The Ethical Church was both a building in Bayswater and, from 1914, the name of the West London Ethical Society, led by Stanton Coit. It was the most prominent experiment by any among the ethical societies in ‘social worship’, but featured a deliberate attempt to separate the words ‘god’ and ‘religion’ from their traditional theological meanings; substituting the virtues of truth, beauty, and goodness for a divine being, and the pursuit and practice of these virtues for theological religious worship. Like the other ethical societies, the Ethical Church prized practical morality, social reform, and a sense of community above all else, but might be compared to the positivist ‘Church of Humanity’ in the more ritualistic aspects of its Sunday ‘service’.
The building at 46 Queen’s Road, Bayswater, was secured in 1909, with significant financial support from Adela Coit, to act as the headquarters of the West London Ethical Society (formed in 1892). In that year, the Society had its highest ever number of subscribers (470).
The group quickly set about decorating the building to reflect their values and honour their heroes: figures from the realms of art, literature, philosophy, and social reform. Throughout the Ethical Church were portraits, busts, and quotations from figures including George Frederick Watts, Matthew Arnold, Giuseppe Mazzini, Robert Browning, Elizabeth Barrett Browning, Felix Adler, Leslie Stephen, Henry Sidgwick, Josephine Butler, and Ralph Waldo Emerson. The Church’s colour scheme and pulpit were the design of Walter Crane, a painting by whom hung centrally. In time, three stained glass windows would depict Joan of Arc, Elizabeth Fry, and Florence Nightingale.
At a meeting on 16 October 1914, the West London Ethical Society officially became the Ethical Church. The principles of the group remained centred on the pursuit of the ‘good life’, and its independence of any external authority or belief in supernatural punishment or reward. It also included a redefinition of traditional concepts such as ‘religion’ and ‘God’; Coit referred to this as ‘Theological Terms in a Humanistic Sense’. For the members of the Ethical Church, religion implied any focused attention on the perceived source of life’s ‘blessings’. As such, the ethical religion focused instead on the ‘Moral Ideal’. Three ‘sources of insight and strength’ replaced the concept of a god: ‘the Ideal of truth, beauty, and goodness’, ‘Individual Human Beings in so far as their life and thought embody the ideal’, and the ‘Group-Spirit… of persons who are trying to make the world more nearly perfect’.
The Ethical Church held two Sunday services weekly, and made use of Social Worship, an ethical anthology edited by Coit (Volume I) and Charles Kennedy Scott (Volume II). There were also special services, including for the ‘dedication’ of children, marriage, and funerals: precursors of today’s humanist ceremonies. The group also honoured ‘Woman’s Sunday’, and held an All-Nations’ service on Armistice Day.

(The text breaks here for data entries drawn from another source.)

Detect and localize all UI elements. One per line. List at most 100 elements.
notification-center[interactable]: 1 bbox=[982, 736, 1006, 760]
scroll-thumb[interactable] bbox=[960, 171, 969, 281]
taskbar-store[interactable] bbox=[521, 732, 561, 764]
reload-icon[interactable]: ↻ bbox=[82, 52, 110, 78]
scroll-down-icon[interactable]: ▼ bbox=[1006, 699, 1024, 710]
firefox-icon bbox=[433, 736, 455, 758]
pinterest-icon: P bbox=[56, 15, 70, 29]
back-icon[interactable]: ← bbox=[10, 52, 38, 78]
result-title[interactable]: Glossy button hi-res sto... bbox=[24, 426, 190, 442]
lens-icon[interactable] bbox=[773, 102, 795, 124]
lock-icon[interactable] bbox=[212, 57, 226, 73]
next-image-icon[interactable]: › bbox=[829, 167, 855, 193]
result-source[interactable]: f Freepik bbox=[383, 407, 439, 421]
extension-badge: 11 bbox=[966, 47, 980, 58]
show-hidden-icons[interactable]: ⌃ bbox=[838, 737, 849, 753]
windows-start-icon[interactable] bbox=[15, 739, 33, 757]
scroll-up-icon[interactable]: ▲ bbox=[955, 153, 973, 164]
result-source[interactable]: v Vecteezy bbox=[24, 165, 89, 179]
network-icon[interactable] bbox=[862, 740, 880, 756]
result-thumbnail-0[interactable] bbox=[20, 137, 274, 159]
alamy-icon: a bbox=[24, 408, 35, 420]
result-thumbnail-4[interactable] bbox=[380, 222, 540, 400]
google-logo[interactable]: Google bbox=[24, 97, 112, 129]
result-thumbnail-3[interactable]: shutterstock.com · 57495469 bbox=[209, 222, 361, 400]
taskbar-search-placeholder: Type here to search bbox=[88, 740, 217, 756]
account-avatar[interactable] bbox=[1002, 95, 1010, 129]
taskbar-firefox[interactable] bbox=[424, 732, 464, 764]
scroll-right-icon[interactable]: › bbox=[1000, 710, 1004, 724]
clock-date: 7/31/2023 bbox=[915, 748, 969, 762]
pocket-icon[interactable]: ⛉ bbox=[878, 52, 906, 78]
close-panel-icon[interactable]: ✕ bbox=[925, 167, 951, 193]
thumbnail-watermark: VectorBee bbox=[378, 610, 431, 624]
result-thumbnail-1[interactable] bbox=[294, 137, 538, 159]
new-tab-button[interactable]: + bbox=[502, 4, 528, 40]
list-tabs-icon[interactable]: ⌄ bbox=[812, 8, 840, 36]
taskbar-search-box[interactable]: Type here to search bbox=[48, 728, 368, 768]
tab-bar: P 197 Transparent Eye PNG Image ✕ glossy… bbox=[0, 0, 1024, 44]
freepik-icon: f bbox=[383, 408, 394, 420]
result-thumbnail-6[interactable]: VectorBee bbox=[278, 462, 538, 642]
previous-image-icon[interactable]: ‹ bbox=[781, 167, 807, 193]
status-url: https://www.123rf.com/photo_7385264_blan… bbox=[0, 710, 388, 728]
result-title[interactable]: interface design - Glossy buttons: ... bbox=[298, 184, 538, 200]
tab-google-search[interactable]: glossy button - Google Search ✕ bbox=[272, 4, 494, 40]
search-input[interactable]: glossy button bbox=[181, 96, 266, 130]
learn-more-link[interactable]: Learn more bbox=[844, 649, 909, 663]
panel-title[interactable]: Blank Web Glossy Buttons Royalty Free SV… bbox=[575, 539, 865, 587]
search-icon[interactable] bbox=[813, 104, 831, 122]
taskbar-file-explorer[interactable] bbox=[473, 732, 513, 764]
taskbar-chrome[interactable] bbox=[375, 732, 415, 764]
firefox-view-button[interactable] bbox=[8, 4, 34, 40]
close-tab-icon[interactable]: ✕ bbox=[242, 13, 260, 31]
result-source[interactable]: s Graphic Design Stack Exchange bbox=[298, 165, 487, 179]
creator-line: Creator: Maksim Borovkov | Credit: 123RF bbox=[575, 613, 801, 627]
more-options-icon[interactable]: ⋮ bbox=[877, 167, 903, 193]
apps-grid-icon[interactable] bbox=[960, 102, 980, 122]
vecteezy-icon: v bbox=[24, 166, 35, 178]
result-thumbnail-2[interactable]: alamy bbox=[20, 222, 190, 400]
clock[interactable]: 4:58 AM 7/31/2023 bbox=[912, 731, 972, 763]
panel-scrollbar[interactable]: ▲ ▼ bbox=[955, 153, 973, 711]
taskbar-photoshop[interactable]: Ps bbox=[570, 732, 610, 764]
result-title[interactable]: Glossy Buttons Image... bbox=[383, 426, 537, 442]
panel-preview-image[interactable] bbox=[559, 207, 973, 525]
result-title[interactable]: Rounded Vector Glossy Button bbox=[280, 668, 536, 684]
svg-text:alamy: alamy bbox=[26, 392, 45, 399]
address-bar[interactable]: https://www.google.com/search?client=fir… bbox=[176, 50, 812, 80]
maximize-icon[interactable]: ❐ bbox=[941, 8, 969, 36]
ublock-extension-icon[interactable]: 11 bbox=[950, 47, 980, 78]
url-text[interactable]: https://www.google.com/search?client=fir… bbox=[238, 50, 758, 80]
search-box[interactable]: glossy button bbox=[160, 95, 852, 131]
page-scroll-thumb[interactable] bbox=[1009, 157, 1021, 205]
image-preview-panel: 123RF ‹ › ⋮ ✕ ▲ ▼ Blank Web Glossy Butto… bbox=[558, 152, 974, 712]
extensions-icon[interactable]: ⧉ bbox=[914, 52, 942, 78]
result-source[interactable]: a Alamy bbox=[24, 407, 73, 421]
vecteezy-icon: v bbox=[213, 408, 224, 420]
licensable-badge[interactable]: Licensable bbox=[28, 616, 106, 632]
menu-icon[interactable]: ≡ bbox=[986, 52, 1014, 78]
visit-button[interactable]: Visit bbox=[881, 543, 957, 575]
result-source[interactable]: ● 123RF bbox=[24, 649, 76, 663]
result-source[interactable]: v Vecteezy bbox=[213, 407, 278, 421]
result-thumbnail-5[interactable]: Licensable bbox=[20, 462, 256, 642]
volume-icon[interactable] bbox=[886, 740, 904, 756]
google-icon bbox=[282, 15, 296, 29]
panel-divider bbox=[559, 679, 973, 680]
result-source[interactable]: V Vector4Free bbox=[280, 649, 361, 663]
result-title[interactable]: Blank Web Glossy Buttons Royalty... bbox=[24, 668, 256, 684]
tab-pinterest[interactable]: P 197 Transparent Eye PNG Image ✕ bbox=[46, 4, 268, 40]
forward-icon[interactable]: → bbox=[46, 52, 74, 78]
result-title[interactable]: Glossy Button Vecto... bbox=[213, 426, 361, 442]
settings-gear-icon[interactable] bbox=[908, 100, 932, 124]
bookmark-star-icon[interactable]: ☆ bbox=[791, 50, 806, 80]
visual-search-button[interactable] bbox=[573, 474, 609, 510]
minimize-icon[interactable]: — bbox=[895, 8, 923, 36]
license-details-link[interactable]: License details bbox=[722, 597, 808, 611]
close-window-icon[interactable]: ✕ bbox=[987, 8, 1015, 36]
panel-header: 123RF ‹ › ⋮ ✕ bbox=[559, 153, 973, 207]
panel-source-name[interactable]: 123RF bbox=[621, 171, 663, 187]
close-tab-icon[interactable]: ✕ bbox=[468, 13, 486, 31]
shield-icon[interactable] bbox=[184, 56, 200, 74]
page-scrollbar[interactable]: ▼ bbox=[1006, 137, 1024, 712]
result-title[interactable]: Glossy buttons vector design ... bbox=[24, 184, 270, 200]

The Ethical Church was closely connected with suffrage efforts, with Adela and Stanton Coit both active participants in the fight to gain voting rights for women. In 1913, they welcomed American suffragists Anna Shaw and Charlotte Perkins Gilman to the Ethical Church, both of whom delivered addresses. That year Adela Coit and other members of the society established the Spiritual Militancy League, as representative for which Margaret Wetzlar Coit attended the congress of the International Woman Suffrage Alliance in Budapest, alongside Adela who sat on its executive board.
During the 1930s the Ethical Church faced a dwindling ‘congregation’ and competition from the lively South Place Ethical Society, with its newly opened Conway Hall. During this time, H.J. Blackham became joint leader of the Ethical Church, with Harry Snell and Stanton Coit‘s daughter Virginia. From 1933, Blackham was ‘minister’.
Stanton Coit died in 1944, and in 1953 the Ethical Church was sold, the profits being used to purchase 13 Prince of Wales Terrace. The name of the Society reverted to the West London Ethical Society, which continued until it was dissolved in 1965. The property at Prince of Wales Terrace later was the headquarters of the British Humanist Association until its move to Lamb’s Conduit Passage in 1990.